Torres Vedras e as Cheias de 25 de Novembro de 1967


As Cheias de 1967, que ocorreram na madrugada de 25 para 26 de Novembro desse ano, atingiram a região de Lisboa e fizeram um número de mortos ainda hoje indeterminado, mas que terá rondado os mais de 700.

Oficialmente apenas foram publicamente divulgados cerca de 400 mortos, pois a censura da época quis esconder a verdadeira dimensão da tragédia, já que ela punha a nu as miseráveis condições de vida de uma parte considerável da população portuguesa.

Apesar de Torres Vedras ter sofrido os efeitos do temporal, aqui não atingiu as dimensões trágicas de Lisboa, Loures e do concelhos vizinhos de Arruda dos Vinhos e de Alenquer. O Sobral de Monte Agraço teve a registar, pelo menos, três mortos.




Torres Vedras, muitas vezes assolada por grandes inundações, parece ter escapado desta vez à tragédia, pelo menos a fazer fé na inexistência de qualquer referência na imprensa local a destruições ou mortes no concelho relacionados com essa noite trágica, que muitos consideram a maior tragédia portuguesa depois do terramoto de 1755.

O único contratempo conhecido à vida normal dos habitantes de Torres Vedras foi o facto mencionado no Diário de Lisboa de 26 de Novembro de 1967, informando a interrupção do transporte ferroviário da linha do Oeste até ao Bombarral, devido à queda de várias barreiras que sustentavam as linhas.

Contudo, a imprensa local, neste caso o jornal “Badaladas”, não foi indiferente à tragédia, noticiando uma campanha de solidariedade para com as vítimas da tragédia na sua edição de 2 de Dezembro de 1967, referindo-se em primeira página à “noite trágica de 25 de Novembro de 1967” e ao “luto no coração dos portugueses”, apelando “aos trabalhadores lusitanos” para darem “uma hora de trabalho”.

Logo nessa edição anunciava o “gesto magnifico” do “pessoal da Casa Hipólito”, incluindo “todos os sócios e funcionários superiores” daquela empresa, oferecendo “horas do seu trabalho, a favor das vítimas.

Também nessa edição indicava que a redacção do jornal já tinha recebido dádivas em dinheiro, apelando a ofertas dos “particulares” de apoio às vitimas da tragédia.

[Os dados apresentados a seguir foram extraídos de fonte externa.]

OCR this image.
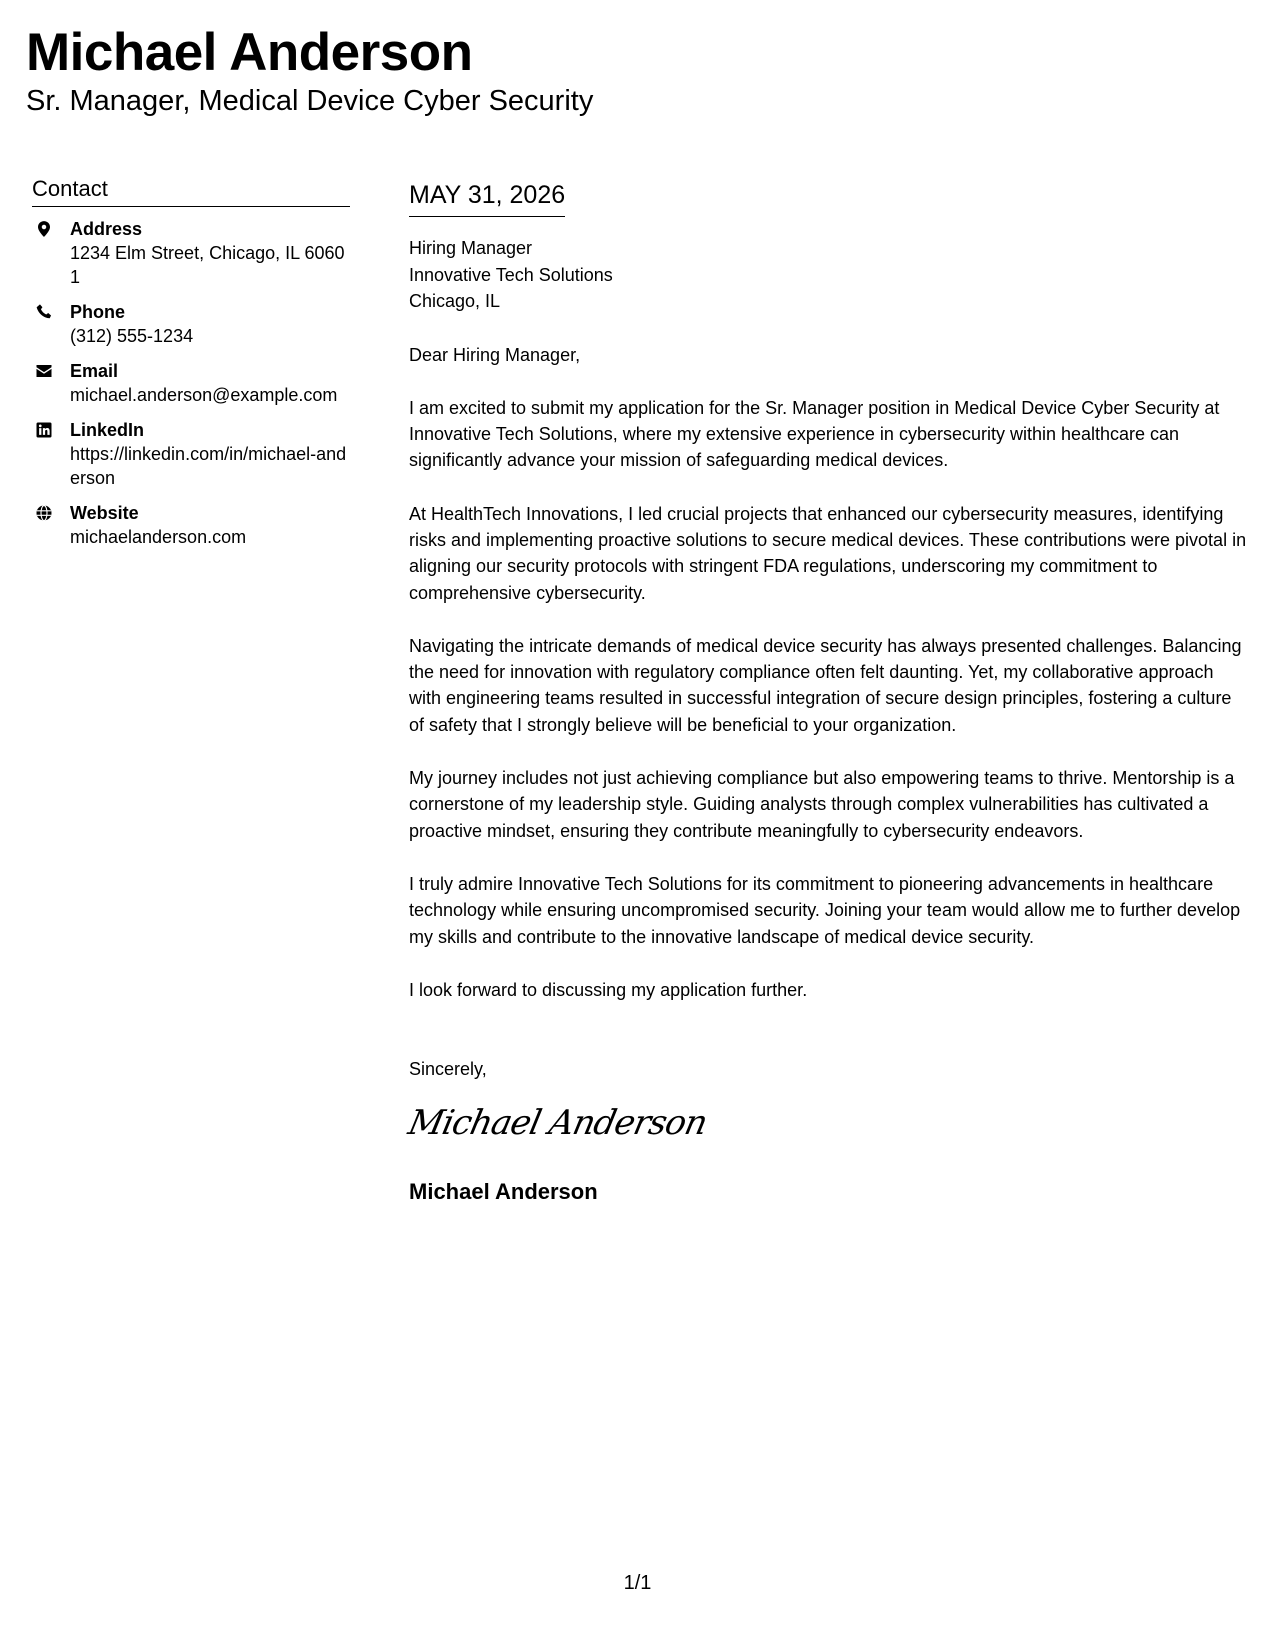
Michael Anderson
Sr. Manager, Medical Device Cyber Security
Contact
Address
1234 Elm Street, Chicago, IL 60601
Phone
(312) 555-1234
Email
michael.anderson@example.com
LinkedIn
https://linkedin.com/in/michael-anderson
Website
michaelanderson.com
MAY 31, 2026
Hiring Manager
Innovative Tech Solutions
Chicago, IL
Dear Hiring Manager,
I am excited to submit my application for the Sr. Manager position in Medical Device Cyber Security at Innovative Tech Solutions, where my extensive experience in cybersecurity within healthcare can significantly advance your mission of safeguarding medical devices.
At HealthTech Innovations, I led crucial projects that enhanced our cybersecurity measures, identifying risks and implementing proactive solutions to secure medical devices. These contributions were pivotal in aligning our security protocols with stringent FDA regulations, underscoring my commitment to comprehensive cybersecurity.
Navigating the intricate demands of medical device security has always presented challenges. Balancing the need for innovation with regulatory compliance often felt daunting. Yet, my collaborative approach with engineering teams resulted in successful integration of secure design principles, fostering a culture of safety that I strongly believe will be beneficial to your organization.
My journey includes not just achieving compliance but also empowering teams to thrive. Mentorship is a cornerstone of my leadership style. Guiding analysts through complex vulnerabilities has cultivated a proactive mindset, ensuring they contribute meaningfully to cybersecurity endeavors.
I truly admire Innovative Tech Solutions for its commitment to pioneering advancements in healthcare technology while ensuring uncompromised security. Joining your team would allow me to further develop my skills and contribute to the innovative landscape of medical device security.
I look forward to discussing my application further.
Sincerely,
Michael Anderson
Michael Anderson
1/1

Nas edições seguintes de 9 e 23 de Dezembro de 1967 aquele jornal local listava as várias dádivas recebidas em dinheiro e géneros.

Em dinheiro:

Salão Fotográfico – 100$00;
Carlos da Silva Cardoso  - 250$00;
Afonso de Oliveira – 150$00;
Hermano de Sousa D’Alte – 20$00;
Anónimo de Torres Vedras – 300$00;
“Menino” José Manuel Henriques dos Santos – 20$00;
João Alves Simões (de “França”) – 100$00;
José Feliz dos Reis “das Figueiras” – 100$00;
“Menino” João Manuel Cabaço Ferreira – 20$00;
Júlio dos Santos – 100$00;
Pensão Torreense – 200$00;
Casa Damião – 100$00;
Escola Primária Feminina Armando Paulo dos Santos e seus empregados – 100$00;
Maria Luisa da Silva – 50$00;
Inácio José – 20$00;
Anónimo – 50$00;
Viuva Cabral, Ldª e seus empregados – 700$00.

TOTAL: - 2 400$00.

Em géneros:

Junta de Freguesia de S. Pedro de Torres Vedras – 6 cobertores;
Anónimo – “diversas roupas de homem e senhora”;
A.C. – roupa de senhora;
Carlos Jerónimo – “3 pacotes com roupa de criança”;
Anónimo – 2 blusões para homem;
Drª Maria Teresa Graça – “diversa roupa de senhora e um par de sapatos”;
Hermano de Sousa D’Alte – “3 pacotes com roupas e sapatos”;
Dª Maria Soledade Santos – “diversas roupas”;
Dª Augusta de Moura Guedes – “ 2 pacotes com roupa de homem e sapatos”;
Dª Maria Dimas – “1 pacote com roupa de senhora”;
Escola Primária Feminina – “7 pacotes com roupa de criança”;
Manuel Guilherme, de Catefica, - “1 saco de batatas”.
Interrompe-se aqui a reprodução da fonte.